Transgender discrimination bill subject to discrimination, some say
The Senate president's decision to sideline House-backed legislation to prevent the discrimination of transgendered people has infuriated activists and some lawmakers.
On Saturday, the House of Delegates voted 86-52 in favor of the bill, shipping it to the Senate before the Monday crossover deadline. It was one of 94 bills that arrived at the Senate doors over the weekend -- and the only one to land in the Rules Committee rather than in a panel that can move legislation to the full chamber.
"It goes there to die or because it was late," said a steaming Del. Joseline Pena-Melnyk, who sponsored the anti-discrimination legislation. "My bill was not late."
Senate President Thomas V. Mike Miller offered his take yesterday: "At this point in time I’d say the chances of passage of that bill are next to none." He added that his chamber "spent a lot of time" on "important social issues" only to see them die in the House, an apparent reference to the same-sex marriage legislation.
Miller did not support the right of same-sex couples to marry but, knowing a majority of senators wanted the bill passed, labored to move it along to the House of Delegates. Bill leaders in the House did not secure enough votes for passage and marooned the bill in a committee.
Gay-rights group Equality Maryland and Pena-Melnyk called Miller's move on the anti-discrimination bill unfair, comparing his tactics to the bullying that transgendered people can face.
"The way this bill is being handled, with such an iron fist, it's like a big bully," Pena-Melnyk said. "It's absolutely disrespectful and gross. It's marginalizing a small group of people and telling them they don't count."
Pena-Melnyk noted she waited more than an hour yesterday to talk with Miller, a fellow Prince George's County Democrat, to no avail.
In a release this afternoon, Equality Maryland Executive Director Morgan Meneses-Sheets wrote, "Here's the irony -- a bill designed to eliminate discrimination is now be subject to discriminatory procedure."
The Rules Committee has met at least once since the transgender anti-discrimination bill was sent there, but it has not taken up the issue. "It's all up to the president," said Sen. Kathy Klausmeier, the Baltimore County Democrat who chairs Rules.
Asked whether it was unusual to assign a timely bill to her committee, Klausmeier said she didn't know, but then later conceded it was.
"I'm trying to work with the president to get it out," she said. If Rules does vote out the bill, it would move to the Senate Judicial Proceedings Committee, which could hold a hearing on it, vote and send it to the full chamber.

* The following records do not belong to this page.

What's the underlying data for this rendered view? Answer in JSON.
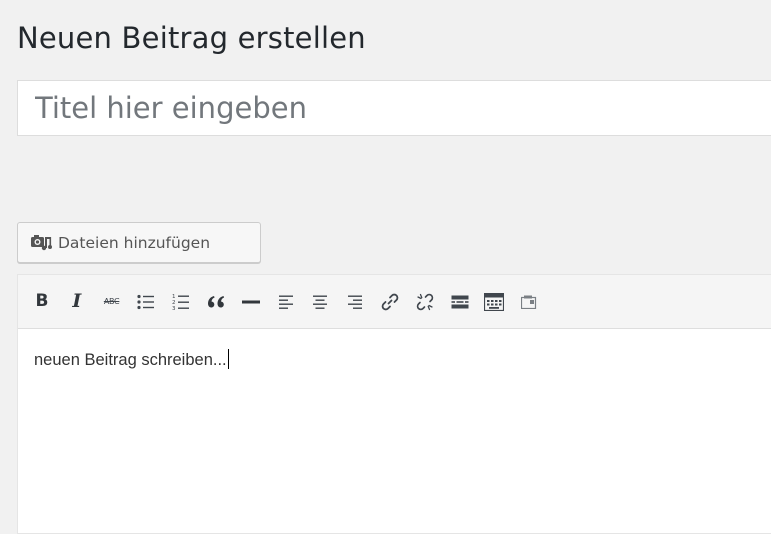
{
  "page": {
    "title": "Neuen Beitrag erstellen"
  },
  "title_field": {
    "placeholder": "Titel hier eingeben",
    "value": ""
  },
  "media_button": {
    "label": "Dateien hinzufügen",
    "icon": "add-media-icon"
  },
  "toolbar": {
    "buttons": [
      {
        "name": "bold",
        "icon": "bold-icon",
        "text": "B"
      },
      {
        "name": "italic",
        "icon": "italic-icon",
        "text": "I"
      },
      {
        "name": "strikethrough",
        "icon": "strikethrough-icon",
        "text": "ABC"
      },
      {
        "name": "bulleted-list",
        "icon": "bulleted-list-icon"
      },
      {
        "name": "numbered-list",
        "icon": "numbered-list-icon"
      },
      {
        "name": "blockquote",
        "icon": "blockquote-icon",
        "text": "“"
      },
      {
        "name": "horizontal-line",
        "icon": "horizontal-line-icon"
      },
      {
        "name": "align-left",
        "icon": "align-left-icon"
      },
      {
        "name": "align-center",
        "icon": "align-center-icon"
      },
      {
        "name": "align-right",
        "icon": "align-right-icon"
      },
      {
        "name": "insert-link",
        "icon": "link-icon"
      },
      {
        "name": "remove-link",
        "icon": "unlink-icon"
      },
      {
        "name": "read-more",
        "icon": "read-more-icon"
      },
      {
        "name": "toolbar-toggle",
        "icon": "toolbar-toggle-icon"
      },
      {
        "name": "more",
        "icon": "more-icon"
      }
    ]
  },
  "editor": {
    "content": "neuen Beitrag schreiben..."
  },
  "colors": {
    "background": "#f1f1f1",
    "text": "#23282d",
    "placeholder": "#72777c",
    "toolbar_bg": "#f5f5f5"
  }
}
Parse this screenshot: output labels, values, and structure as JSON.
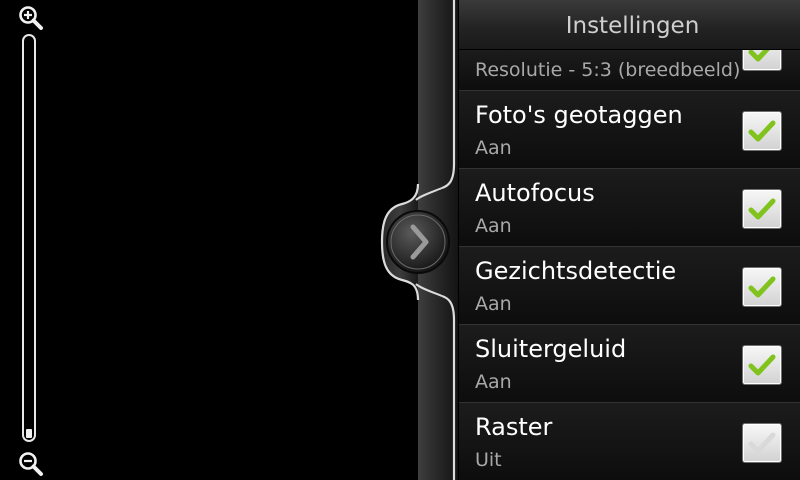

Sen. Jamie Raskin, who sits on Judicial Proceedings and supports the bill, offered a theory on what's happening:
"I think the president perceives the disappointment of the Senate in the House's failure to pass the marriage bill," the Montgomery County Democrat said. "There is lingering disappointment."
He added: "We shouldn't express our disappointment in the failure of one major civil rights bill by killing another one."